This review examines the effect of SCFAs, prebiotics, and pre- and probiotic combinations (synbiotics) on systemic inflammation.
Relevant English language studies from 1947 to May 2017 were identified with the use of online databases. Studies were considered eligible if they examined the effects of SCFAs, prebiotics, or synbiotics; were delivered orally, intravenously, or per rectum; were on biomarkers of systemic inflammation in humans; and performed meta-analysis where possible.
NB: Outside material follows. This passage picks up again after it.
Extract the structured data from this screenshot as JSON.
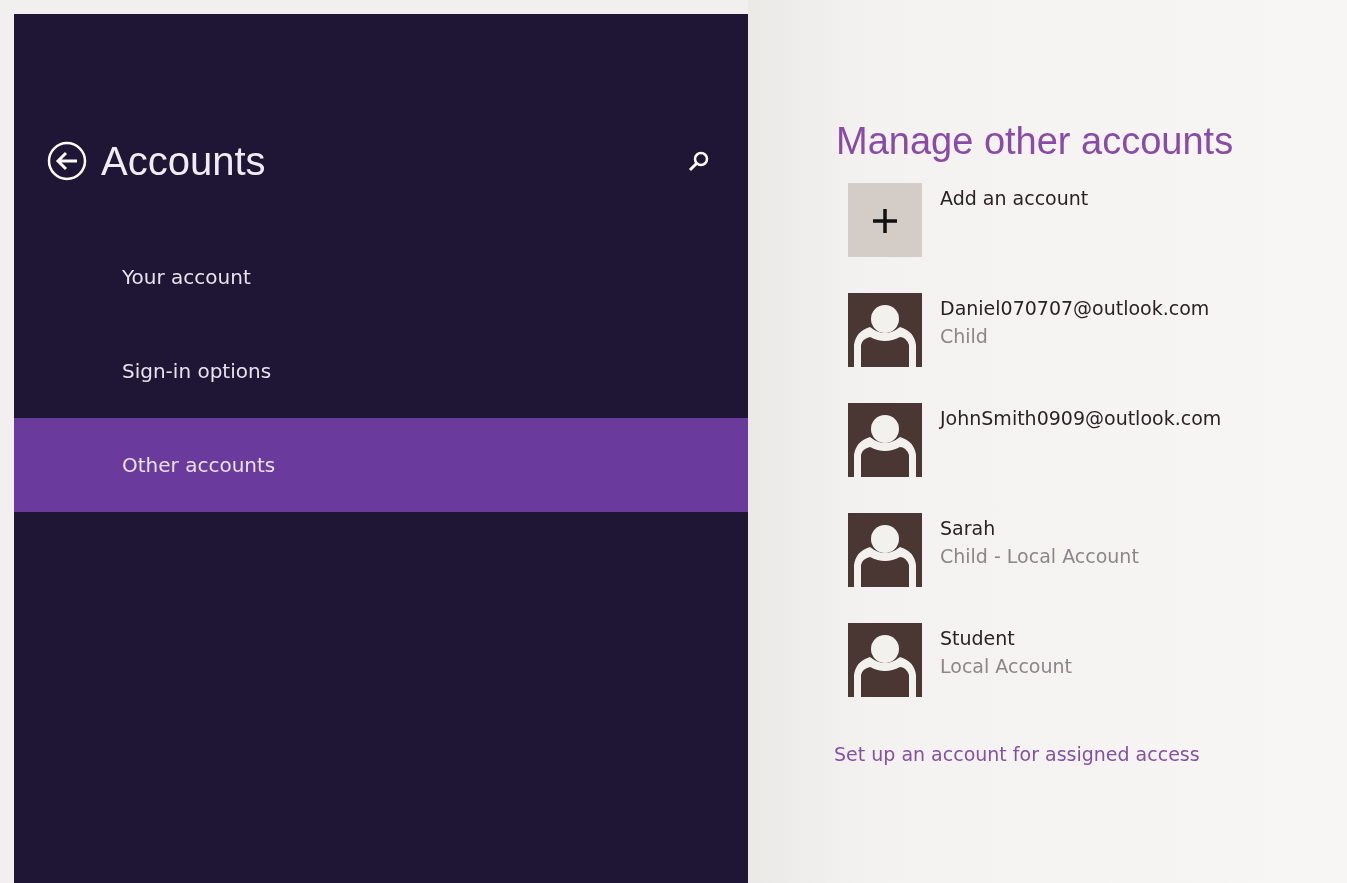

Sixty-eight studies were included. Fourteen of 29 prebiotic studies and 13 of 26 synbiotic studies reported a significant decrease in ≥1 marker of systemic inflammation. Eight studies compared prebiotic and synbiotic supplementation, 2 of which reported a decrease in inflammation with synbiotics only, with 1 reporting a greater anti-inflammatory effect with synbiotics than with prebiotics alone. Meta-analyses indicated that prebiotics reduce C-reactive protein (CRP) [standardized mean difference (SMD): −0.60; 95% CI: −0.98, −0.23], and synbiotics reduce CRP (SMD: −0.40; 95% CI: −0.73, −0.06) and tumor necrosis factor-α (SMD −0.90; 95% CI: −1.50, −0.30).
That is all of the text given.